“Schau du auf mich, so wie ich auf dich schaue!” (Inneres Wort)
Das ist die liebevolle Einladung unseres himmlischen Vaters zu einem vertrauten Weg durch diese Erdenzeit. Welche Zärtlichkeit begegnet uns in diesem Wort! Das Schauen des Vaters auf uns Menschen ist voller sorgender Liebe für unsere leiblichen und geistlichen Bedürfnisse. Immer kommt die Liebe Gottes uns zuvor, denn er hat schon auf uns geschaut, bevor wir im Schoß der Mutter waren:
“Noch ehe ich dich im Mutterleib formte, habe ich dich ausersehen, noch ehe du aus dem Mutterschoß hervorkamst, habe ich dich geheiligt” (Jer 1,5).
Seine Liebe begleitet uns Tag für Tag, und unser Vater schaut so sorgsam auf jeden von uns, als wäre man sein einziges Kind, das er nicht verlieren möchte.
Wir schauen zu unserem Vater auf und beten mit dem Psalmisten:
“Deine Augen sahen, wie ich entstand, in deinem Buch war schon alles verzeichnet; meine Tage waren schon gebildet, als noch keiner von ihnen da war” (Ps 139,16).

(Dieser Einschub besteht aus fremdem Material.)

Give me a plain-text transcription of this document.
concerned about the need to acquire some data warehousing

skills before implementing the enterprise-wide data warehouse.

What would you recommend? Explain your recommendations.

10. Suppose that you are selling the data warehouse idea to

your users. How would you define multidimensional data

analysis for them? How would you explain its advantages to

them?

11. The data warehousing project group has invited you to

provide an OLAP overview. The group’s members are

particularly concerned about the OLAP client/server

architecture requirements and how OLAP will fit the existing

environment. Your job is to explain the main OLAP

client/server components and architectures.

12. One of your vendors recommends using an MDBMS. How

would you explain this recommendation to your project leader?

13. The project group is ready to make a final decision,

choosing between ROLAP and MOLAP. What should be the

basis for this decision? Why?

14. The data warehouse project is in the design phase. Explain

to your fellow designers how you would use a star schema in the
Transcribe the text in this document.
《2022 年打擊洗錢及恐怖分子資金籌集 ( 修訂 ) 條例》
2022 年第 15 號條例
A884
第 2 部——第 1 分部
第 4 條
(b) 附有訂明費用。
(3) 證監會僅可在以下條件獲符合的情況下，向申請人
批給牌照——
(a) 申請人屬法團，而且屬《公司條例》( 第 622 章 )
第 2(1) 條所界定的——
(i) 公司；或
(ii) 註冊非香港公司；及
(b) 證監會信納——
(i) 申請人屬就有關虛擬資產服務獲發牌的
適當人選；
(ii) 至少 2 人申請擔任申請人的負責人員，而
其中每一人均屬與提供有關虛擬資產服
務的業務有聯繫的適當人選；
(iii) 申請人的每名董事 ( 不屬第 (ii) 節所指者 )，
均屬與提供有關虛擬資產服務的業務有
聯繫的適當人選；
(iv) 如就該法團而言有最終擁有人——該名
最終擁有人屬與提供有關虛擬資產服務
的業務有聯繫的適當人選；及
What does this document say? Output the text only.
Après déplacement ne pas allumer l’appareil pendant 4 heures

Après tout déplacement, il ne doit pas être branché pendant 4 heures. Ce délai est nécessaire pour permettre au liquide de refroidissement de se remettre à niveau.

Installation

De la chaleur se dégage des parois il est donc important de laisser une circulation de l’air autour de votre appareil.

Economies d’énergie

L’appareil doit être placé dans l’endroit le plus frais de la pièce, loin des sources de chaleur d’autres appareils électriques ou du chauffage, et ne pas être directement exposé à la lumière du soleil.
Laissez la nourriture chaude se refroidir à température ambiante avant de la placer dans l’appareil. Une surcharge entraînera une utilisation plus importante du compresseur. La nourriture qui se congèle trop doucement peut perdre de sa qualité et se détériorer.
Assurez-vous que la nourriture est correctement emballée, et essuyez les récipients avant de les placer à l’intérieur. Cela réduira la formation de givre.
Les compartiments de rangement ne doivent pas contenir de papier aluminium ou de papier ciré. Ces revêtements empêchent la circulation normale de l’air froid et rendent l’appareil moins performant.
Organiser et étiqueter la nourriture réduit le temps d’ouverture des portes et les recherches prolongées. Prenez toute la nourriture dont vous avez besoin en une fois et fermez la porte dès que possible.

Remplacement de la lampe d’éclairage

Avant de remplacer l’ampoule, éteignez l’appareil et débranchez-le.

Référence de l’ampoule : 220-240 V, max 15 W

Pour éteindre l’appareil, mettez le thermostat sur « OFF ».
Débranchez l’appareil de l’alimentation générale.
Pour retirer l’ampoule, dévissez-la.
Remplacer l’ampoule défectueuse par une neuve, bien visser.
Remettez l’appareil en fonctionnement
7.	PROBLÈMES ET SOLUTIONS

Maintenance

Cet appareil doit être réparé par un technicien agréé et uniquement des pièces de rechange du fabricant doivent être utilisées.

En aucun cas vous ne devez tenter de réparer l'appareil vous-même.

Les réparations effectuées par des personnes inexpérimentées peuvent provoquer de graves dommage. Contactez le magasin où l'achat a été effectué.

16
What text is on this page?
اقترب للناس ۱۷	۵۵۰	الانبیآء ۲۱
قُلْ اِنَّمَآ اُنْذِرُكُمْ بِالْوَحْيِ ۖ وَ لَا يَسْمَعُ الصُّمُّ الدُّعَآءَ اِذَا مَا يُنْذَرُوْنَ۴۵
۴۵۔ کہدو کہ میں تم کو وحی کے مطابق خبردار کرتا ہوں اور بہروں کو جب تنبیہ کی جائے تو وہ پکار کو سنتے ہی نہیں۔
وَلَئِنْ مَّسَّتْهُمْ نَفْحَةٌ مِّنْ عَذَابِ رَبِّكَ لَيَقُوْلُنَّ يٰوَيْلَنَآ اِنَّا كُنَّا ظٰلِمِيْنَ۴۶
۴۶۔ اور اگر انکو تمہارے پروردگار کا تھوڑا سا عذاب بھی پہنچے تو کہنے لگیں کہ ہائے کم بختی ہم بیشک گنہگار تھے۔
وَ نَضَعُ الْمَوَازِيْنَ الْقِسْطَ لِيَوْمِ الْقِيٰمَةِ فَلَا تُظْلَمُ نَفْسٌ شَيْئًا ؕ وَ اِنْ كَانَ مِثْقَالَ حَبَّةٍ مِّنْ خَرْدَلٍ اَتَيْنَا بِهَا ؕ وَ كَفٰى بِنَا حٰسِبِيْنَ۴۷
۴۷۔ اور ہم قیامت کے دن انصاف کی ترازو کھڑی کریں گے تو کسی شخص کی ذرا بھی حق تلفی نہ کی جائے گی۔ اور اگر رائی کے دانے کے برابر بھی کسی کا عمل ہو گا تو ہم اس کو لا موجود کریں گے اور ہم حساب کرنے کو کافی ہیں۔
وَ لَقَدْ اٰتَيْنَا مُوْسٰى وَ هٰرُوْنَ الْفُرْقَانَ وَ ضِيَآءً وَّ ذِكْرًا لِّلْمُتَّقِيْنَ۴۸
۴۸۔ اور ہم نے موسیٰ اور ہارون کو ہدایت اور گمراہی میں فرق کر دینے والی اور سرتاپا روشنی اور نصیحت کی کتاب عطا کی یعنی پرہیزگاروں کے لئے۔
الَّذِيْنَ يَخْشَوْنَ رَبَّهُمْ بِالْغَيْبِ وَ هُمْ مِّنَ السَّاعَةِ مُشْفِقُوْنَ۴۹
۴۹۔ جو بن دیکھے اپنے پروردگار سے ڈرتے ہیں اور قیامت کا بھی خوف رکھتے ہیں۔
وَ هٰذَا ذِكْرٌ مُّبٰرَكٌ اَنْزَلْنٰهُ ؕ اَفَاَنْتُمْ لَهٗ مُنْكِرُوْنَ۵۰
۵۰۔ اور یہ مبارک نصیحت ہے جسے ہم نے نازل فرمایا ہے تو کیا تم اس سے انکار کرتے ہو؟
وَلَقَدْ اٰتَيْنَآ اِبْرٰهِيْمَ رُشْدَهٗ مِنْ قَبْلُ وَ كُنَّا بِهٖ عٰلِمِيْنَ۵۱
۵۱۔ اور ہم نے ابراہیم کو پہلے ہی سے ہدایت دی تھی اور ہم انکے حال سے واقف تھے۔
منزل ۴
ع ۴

Unter Deinem liebenden Blick, Vater, gehen wir weiter und danken Dir für das Geschenk des Lebens und für Deine unvergleichliche Weisheit. Sie achtet auf meine Schritte – immer bereit, mich zu korrigieren und zu belehren, zu stärken und zu führen.
Wir schauen voller Liebe auf Dich, geliebter Vater, staunend, wie Du unser Leben lenkst und wie geduldig Du mit uns Menschen bist. Immer wissen wir, daß wir zu Dir kommen können, wenn wir die Augen unseres Herzens erheben. Dann hat Dein Blick schon auf uns geruht und uns zu verstehen gegeben, daß Du uns liebst und auf unserem Weg begleitest, wie Du Deinen Sohn begleitet hast.
Was kann da noch geschehen? Eigentlich nichts – wir dürfen Dich nur nie aus den Augen verlieren und sollten wie Dein Sohn immer auf Dich schauen.